All runs used the same package cache and full Exograph persistence: files, fragments, ASTs, hashes, symbols, references, terms, and queryable facts were retained.

Common settings:

--mode top
--runs 3
--concurrency 4
--index-concurrency 4
--duckdb-threads 1
--postgres-defer-indexes
--postgres-synchronous-commit off
--postgres-maintenance-work-mem 512MB
--postgres-max-parallel-maintenance-workers 2

DuckDB sharded runs used:

--duckdb-shards 4 --duckdb-recovery-mode no_wal_writes

Postgres settings are a rebuildable/local-index challenge mode: deferred non-unique query indexes, synchronous_commit=off, and larger maintenance memory.

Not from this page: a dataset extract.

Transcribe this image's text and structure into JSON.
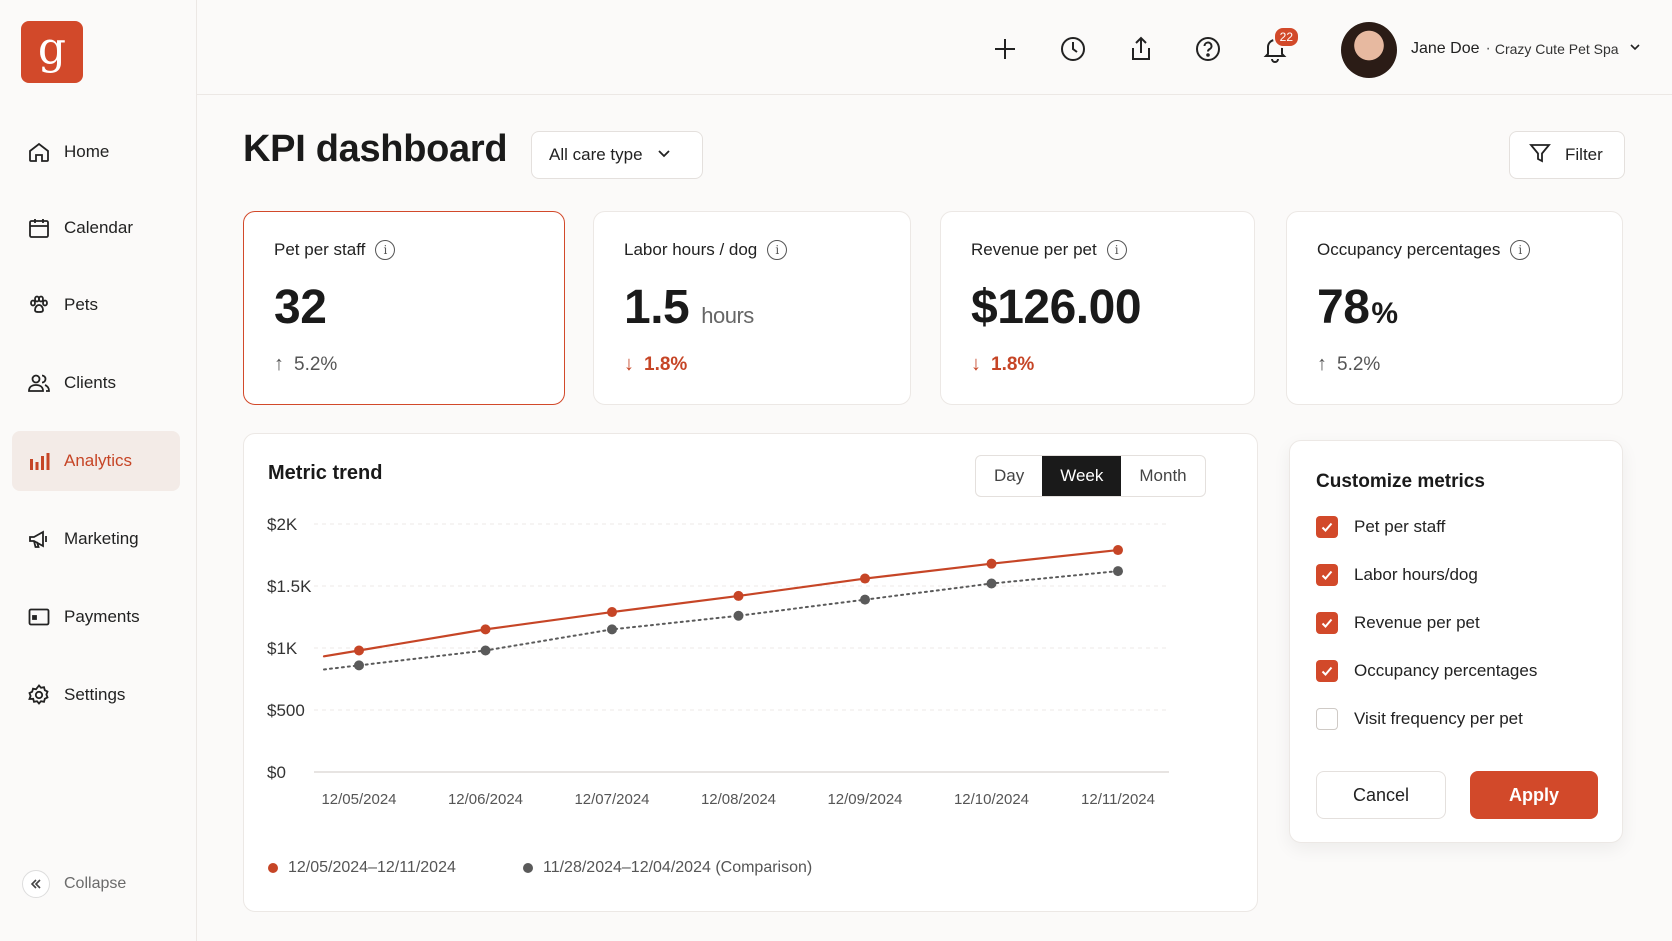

They are not durable-production defaults.

Indexing medians

WorkloadPostgres plainDuckDB plainDuckDB sharded plainResult
top --limit 10038.42s39.22s41.17stuned Postgres slightly faster
top --limit 500181.22s109.27s91.05sDuckDB 1.66× faster; sharded DuckDB 1.99× faster

For limit 100, the systems are close and tuned Postgres wins indexing. For limit 500, DuckDB wins indexing, and sharding improves throughput further.

Query medians

top --limit 100

QueryPostgres plainDuckDB plainDuckDB sharded plain
api_text_defmodule71.1ms27.7ms45.4ms
references_enum24.1ms2.3ms3.3ms
files_defmodule31.0ms7.3ms2.4ms
api_comments_todo134.3ms129.8ms65.6ms

top --limit 500

QueryPostgres plainDuckDB plainDuckDB sharded plain
api_text_defmodule134.2ms49.0ms37.0ms
references_enum56.7ms8.9ms9.9ms
files_defmodule98.3ms23.6ms7.1ms
api_comments_todo143.3ms159.1ms199.9ms

Search/query paths usually favor DuckDB materially, especially on the larger workload.

Artifacts

Machine-readable benchmark artifacts are generated locally and intentionally not committed to git. Use --output-json for the JSON report and --explain-dir for Postgres plans, for example:

mix exograph.bench.backends \
  --mode top --limit 500 --runs 3 \
  --only postgres_plain,duckdb_plain,duckdb_sharded_plain \
  --output-json bench-results/backend-limit500-runs3-current.json \
  --explain-dir bench-results/explain-limit500-runs3-current

bench-results/ is gitignored to avoid polluting the repository with local benchmark outputs. The tables above record the latest checked benchmark summary; regenerate artifacts locally when you need machine-readable evidence or plans.

Current fair wording

A defensible summary is:

On Exograph's Hex.pm top-package workload, tuned Postgres is slightly faster at indexing 100 packages. At 500 packages, DuckDB indexes about 1.66× faster single-node and about 1.99× faster with 4 shards, while several important query paths are roughly 3×–14× faster on DuckDB. These numbers describe Exograph's current backends and local benchmark setup, not PostgreSQL or DuckDB universally.